Some sophisticated attackers use mixers or privacy coins to obfuscate the trail within hours of a theft. Others hold stolen crypto for months before moving it, betting that investigation resources will have shifted elsewhere by the time funds resurface. Either strategy drastically reduces recovery chances.
Hardware like the stolen laptop and phone might provide leads. If the victim’s devices contain exchange account information, investigators can alert those platforms to freeze remaining funds. Device tracking might reveal where the attacker went immediately after the robbery, potentially leading to physical evidence or surveillance footage.
But the $11 million already transferred from the victim’s wallets is probably gone. Unless the attacker makes mistakes using a KYC exchange, leaving funds sitting in an identifiable address, or getting caught with the victim’s devices still in possession, recovering that crypto approaches impossible.
Crypto enthusiasts promote self-custody as protection against exchange hacks, government seizure, and institutional failure. Not your keys, not your coins. But self-custody still poses a different vulnerability: your physical safety becomes the weak point in security.

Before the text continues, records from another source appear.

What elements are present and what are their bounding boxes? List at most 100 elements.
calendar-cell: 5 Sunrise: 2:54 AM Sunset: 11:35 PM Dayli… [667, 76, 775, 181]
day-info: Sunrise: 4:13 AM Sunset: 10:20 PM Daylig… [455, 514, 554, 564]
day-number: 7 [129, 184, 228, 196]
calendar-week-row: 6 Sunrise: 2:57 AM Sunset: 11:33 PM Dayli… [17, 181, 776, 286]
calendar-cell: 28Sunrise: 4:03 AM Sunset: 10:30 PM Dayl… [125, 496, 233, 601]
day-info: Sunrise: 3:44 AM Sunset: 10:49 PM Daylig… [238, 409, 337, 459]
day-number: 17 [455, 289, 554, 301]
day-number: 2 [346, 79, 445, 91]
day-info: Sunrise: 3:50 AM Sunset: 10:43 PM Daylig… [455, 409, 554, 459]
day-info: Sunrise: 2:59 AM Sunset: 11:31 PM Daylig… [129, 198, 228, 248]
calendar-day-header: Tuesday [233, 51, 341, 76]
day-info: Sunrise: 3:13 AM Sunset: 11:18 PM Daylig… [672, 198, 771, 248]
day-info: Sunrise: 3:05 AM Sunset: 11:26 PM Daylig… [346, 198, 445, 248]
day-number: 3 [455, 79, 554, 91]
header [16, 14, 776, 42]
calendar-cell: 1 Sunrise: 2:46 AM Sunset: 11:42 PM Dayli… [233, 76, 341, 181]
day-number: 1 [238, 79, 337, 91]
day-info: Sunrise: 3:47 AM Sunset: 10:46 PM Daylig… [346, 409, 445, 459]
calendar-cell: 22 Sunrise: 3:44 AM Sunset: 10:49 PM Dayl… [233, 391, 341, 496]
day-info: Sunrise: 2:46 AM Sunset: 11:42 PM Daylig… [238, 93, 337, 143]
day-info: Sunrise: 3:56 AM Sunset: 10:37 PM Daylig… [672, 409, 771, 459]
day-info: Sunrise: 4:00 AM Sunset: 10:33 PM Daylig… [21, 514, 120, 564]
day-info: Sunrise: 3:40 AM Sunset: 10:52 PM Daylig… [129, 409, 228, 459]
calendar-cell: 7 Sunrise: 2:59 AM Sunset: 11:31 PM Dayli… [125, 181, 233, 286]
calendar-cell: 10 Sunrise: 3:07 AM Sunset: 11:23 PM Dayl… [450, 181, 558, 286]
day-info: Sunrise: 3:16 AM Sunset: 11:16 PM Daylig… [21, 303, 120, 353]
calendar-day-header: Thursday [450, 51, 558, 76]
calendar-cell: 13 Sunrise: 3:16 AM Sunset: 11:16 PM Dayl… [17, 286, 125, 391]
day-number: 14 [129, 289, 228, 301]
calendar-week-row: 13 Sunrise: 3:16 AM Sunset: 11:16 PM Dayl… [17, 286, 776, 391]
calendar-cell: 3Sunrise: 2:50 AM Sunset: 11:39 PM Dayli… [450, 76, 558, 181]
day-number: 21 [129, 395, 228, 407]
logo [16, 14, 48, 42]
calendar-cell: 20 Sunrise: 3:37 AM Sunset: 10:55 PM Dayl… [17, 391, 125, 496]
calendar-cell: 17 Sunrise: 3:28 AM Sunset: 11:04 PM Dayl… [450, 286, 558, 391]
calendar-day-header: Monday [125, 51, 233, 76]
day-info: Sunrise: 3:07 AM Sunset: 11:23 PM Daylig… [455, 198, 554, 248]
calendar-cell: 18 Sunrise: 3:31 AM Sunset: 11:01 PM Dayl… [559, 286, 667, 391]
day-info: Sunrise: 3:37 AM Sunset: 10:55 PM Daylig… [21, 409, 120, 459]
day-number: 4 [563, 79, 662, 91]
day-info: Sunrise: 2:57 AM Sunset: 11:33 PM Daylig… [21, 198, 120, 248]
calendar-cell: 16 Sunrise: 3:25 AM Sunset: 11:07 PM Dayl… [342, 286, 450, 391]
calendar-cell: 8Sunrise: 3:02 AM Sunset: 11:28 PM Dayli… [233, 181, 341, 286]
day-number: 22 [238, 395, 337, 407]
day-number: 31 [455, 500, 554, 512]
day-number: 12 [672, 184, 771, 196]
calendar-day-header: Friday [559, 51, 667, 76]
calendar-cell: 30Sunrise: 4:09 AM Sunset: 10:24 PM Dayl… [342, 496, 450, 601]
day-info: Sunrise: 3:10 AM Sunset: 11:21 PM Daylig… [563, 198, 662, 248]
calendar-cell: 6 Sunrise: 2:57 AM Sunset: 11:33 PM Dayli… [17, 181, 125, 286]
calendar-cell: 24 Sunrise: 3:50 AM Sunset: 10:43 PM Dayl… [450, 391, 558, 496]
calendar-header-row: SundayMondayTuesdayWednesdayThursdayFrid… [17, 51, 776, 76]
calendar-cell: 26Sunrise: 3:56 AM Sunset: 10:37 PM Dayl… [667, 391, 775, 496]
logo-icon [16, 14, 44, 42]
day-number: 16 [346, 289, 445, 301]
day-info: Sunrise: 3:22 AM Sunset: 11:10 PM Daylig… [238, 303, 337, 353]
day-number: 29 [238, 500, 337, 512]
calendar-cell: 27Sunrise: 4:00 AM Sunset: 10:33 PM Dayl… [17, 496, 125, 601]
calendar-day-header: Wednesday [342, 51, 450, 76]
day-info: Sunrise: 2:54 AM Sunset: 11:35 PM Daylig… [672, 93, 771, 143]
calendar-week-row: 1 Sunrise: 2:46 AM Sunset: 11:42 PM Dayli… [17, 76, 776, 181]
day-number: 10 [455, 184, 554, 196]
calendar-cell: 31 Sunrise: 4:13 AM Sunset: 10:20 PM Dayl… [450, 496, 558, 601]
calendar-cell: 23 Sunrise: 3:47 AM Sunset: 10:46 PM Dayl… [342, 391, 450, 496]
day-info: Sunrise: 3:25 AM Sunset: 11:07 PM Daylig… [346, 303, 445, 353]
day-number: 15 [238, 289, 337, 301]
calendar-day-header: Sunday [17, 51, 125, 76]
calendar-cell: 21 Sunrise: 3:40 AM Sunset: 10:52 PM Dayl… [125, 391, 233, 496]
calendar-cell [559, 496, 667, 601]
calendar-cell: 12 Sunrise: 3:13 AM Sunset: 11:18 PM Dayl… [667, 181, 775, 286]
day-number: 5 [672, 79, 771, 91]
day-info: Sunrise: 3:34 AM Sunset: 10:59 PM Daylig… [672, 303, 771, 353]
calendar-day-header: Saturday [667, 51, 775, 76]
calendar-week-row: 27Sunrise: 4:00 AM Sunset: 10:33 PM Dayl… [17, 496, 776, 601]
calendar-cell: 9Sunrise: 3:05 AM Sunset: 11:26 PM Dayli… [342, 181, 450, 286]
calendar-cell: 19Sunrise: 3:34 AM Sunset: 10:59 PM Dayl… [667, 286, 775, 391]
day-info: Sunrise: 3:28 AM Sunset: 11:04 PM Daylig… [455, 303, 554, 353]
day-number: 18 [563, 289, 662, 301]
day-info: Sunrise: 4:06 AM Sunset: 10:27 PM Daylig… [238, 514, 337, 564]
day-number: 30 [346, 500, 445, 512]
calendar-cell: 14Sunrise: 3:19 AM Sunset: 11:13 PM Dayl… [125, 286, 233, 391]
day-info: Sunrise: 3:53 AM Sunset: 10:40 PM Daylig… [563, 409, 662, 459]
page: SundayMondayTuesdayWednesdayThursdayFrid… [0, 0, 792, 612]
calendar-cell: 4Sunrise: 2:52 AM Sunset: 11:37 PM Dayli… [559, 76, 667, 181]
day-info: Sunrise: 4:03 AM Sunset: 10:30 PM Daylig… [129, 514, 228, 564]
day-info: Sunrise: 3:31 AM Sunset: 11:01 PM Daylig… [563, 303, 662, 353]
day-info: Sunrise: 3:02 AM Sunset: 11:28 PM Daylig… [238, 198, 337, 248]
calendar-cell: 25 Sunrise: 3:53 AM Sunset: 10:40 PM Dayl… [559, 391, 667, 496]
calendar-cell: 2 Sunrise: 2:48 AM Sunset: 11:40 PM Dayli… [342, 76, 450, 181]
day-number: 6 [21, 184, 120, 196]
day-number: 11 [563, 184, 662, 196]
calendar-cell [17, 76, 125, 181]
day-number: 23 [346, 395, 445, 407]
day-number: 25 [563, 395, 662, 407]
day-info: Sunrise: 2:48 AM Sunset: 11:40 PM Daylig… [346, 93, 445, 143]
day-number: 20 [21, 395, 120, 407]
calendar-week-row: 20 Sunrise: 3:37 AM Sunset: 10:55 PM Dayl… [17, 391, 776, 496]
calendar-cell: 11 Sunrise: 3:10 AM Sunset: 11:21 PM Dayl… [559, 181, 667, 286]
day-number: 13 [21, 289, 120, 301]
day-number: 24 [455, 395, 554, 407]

Someone holding $11 million on a major exchange faces platform risk, but attacking them physically accomplishes nothing. The exchange controls the funds, not the victim. Someone holding $11 million in self-custody is personally responsible for securing those assets, and a gun plus duct tape defeats most security measures.
This paradox explains why Casa and similar firms have built businesses around secure self-custody solutions.
Multi-signature wallets, geographically distributed keys, and time-delayed transactions can prevent coerced transfers even if attackers gain physical access to one keyholder. But these solutions require technical knowledge and planning that most crypto holders haven’t implemented.
The Mission Dolores victim presumably held $11 million in self-custody that could be accessed from a single location with the right credentials. That setup prioritizes convenience over security against physical threats. It’s a reasonable trade-off when wrench attacks seem like distant risks. It becomes a catastrophic mistake when someone shows up at 6:45 a.m. disguised as a delivery driver.
See also: New Amatera Stealer Targets 149+ Crypto Wallets Using Fake CAPTCHA Trick
San Francisco police will work with federal agencies and blockchain forensics firms to trace the stolen funds and identify suspects. The FBI and Secret Service both investigate high-value crypto thefts, especially when they involve interstate or international components.
If the attacker used the victim’s devices to transfer funds, metadata from those transactions might provide location data or IP addresses.
Exchange cooperation will be critical. If any portion of the $11 million hits a major platform like Coinbase, Binance, or Kraken, those exchanges can freeze assets and potentially identify the account holder.
Smaller exchanges or decentralized platforms offer less recourse, but investigators will likely issue broad alerts across the industry.
Whether investigators identify the suspect or recover any portion of the $11 million, this incident will likely be added to Lopp’s database as another data point in crypto’s ongoing physical security crisis. The technology promises financial sovereignty, but that sovereignty comes with risks that most early adopters never anticipated.